Callaway once again partnered with aerodynamics experts at Boeing to take a look at the Rogue head design. Instead of concentrating on ways to improve the step feature on XR16, the two teams tackled the overall head geometry — specifically the leading edge geometry and the curvature of the face transitioning into the crown.
Utilizing analysis of the clubhead's path from the start of the downswing through impact, including how the head rotates, allowed for the inclusion of a "trigger" — also known as a speed step — on the crown, near the top edge of the face. The step design changes how the air flows over the front of the crown for the proper amount of turbulence, leading to an improvement of roughly 0.7 mph clubhead speed.
The company's 9.8-gram triaxial carbon material returns with Rogue and makes up more than 46 percent of the head's surface — the most ever in a Callaway driver. While the material has a thinner wall thickness and lighter weight than traditional composite crowns, it's able to retain the same strength and stiffness through a braided design that's visible in the back of the crown but fades to solid black near the face.
The 460cc standard Rogue (9, 10.5 and 13.5 degrees) is geared for forgiveness and boasts a larger address footprint than last year's Epic. The company's Opti-Fit adjustable hosel ranges from minus 1 degree loft to plus 2 degrees loft.
For the first time in the lineup, Rogue will include a draw-biased version (9, 10.5 and 13.5 degrees) with an additional 20 grams of weight packed into the heel. The extra mass allows for 17 yards of dispersion change further left.
The final model in the lineup is Rogue Sub Zero (9 and 10.5 degrees), which features front and back weight ports that accomodate 14- and 2-gram weight screws. Depending on the orientation of the screws, Sub Zero can produce plus or minus 200 rpms of spin.

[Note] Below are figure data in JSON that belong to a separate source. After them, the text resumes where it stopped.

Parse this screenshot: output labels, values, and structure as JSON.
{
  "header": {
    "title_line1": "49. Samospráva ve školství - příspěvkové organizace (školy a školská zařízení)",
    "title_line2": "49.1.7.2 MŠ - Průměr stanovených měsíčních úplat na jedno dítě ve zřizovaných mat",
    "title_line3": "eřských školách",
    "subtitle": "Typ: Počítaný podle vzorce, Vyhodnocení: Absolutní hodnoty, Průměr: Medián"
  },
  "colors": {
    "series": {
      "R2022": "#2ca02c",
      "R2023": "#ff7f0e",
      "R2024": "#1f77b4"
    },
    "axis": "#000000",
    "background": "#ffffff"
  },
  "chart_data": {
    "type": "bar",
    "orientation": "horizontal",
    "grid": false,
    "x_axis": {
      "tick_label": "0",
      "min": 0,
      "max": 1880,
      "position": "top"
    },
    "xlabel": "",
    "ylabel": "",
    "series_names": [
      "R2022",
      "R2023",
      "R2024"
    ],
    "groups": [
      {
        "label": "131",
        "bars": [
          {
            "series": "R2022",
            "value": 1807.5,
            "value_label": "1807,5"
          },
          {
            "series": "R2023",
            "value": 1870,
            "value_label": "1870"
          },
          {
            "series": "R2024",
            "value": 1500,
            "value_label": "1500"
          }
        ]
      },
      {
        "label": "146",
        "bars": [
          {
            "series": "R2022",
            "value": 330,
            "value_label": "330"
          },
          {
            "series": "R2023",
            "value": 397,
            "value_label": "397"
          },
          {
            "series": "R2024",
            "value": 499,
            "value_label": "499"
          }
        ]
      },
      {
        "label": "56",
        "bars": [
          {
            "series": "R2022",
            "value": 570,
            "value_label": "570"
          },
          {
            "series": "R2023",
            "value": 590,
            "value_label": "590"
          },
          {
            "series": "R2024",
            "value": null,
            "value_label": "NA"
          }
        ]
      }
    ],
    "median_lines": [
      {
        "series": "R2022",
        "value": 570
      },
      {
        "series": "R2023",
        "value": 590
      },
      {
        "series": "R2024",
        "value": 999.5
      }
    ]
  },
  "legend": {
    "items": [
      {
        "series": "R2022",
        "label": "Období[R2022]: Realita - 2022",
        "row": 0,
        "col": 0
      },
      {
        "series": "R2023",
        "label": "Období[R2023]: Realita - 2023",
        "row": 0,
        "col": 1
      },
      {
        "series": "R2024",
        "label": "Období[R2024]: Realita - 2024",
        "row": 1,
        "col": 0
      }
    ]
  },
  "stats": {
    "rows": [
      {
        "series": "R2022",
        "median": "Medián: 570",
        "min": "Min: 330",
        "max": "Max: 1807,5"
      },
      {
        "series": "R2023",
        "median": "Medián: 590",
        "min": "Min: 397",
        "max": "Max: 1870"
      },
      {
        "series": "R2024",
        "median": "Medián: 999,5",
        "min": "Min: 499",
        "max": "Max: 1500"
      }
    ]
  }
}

Callaway Rogue is available Feb. 9 and retails for $500 with a wide range of models (Aldila Synergy, Quaranta, Project X EvenFlow and HZRDUS Yellow) and weights (40-80 grams). All three models will be a part of the Callaway Customs program beginning in March.
Rogue and Rogue Sub Zero fairway woods
When Callaway's Jailbreak design was introduced last year, it was a driver-only technology. That will change this year with the inclusion of Jailbreak on the standard Rogue and Rogue Sub Zero (low-spin) fairway woods. However, unlike the driver, the two rods are made from stainless steel, not titanium. But they still perform the same function, stiffening the body and working in conjunction with Callaway's Face Cup technology to place more load on the Carpenter 455 steel face to increase ball speeds.
“The challenge was to make these technologies work together,” said Dr. Alan Hocknell, Callaway's head of research and design. “That technological synergy is what makes Rogue fairways an engineering marvel, and an absolute powerhouse.”
Both fairway woods feature non-adjustable hosels and a speed step on the crown that improves airflow. Compared to last year's Epic, the Rogue fairway woods have a more forward center of gravity position; the CG position is even more forward in the lower-spinning Sub Zero model due to a 5-gram weight in the sole's front that decreases launch and spin.
Callaway's Rogue fairway wood (Feb. 9; $300) will be available in five shaft weights (40-80 grams) and eight lofts in the standard version (13.5, 15, 17, 19, 20, 21, 23 and 25 degrees), and three shaft weights (60-80 grams) and loft options (13.5, 15 and 18 degrees) in the Sub Zero model.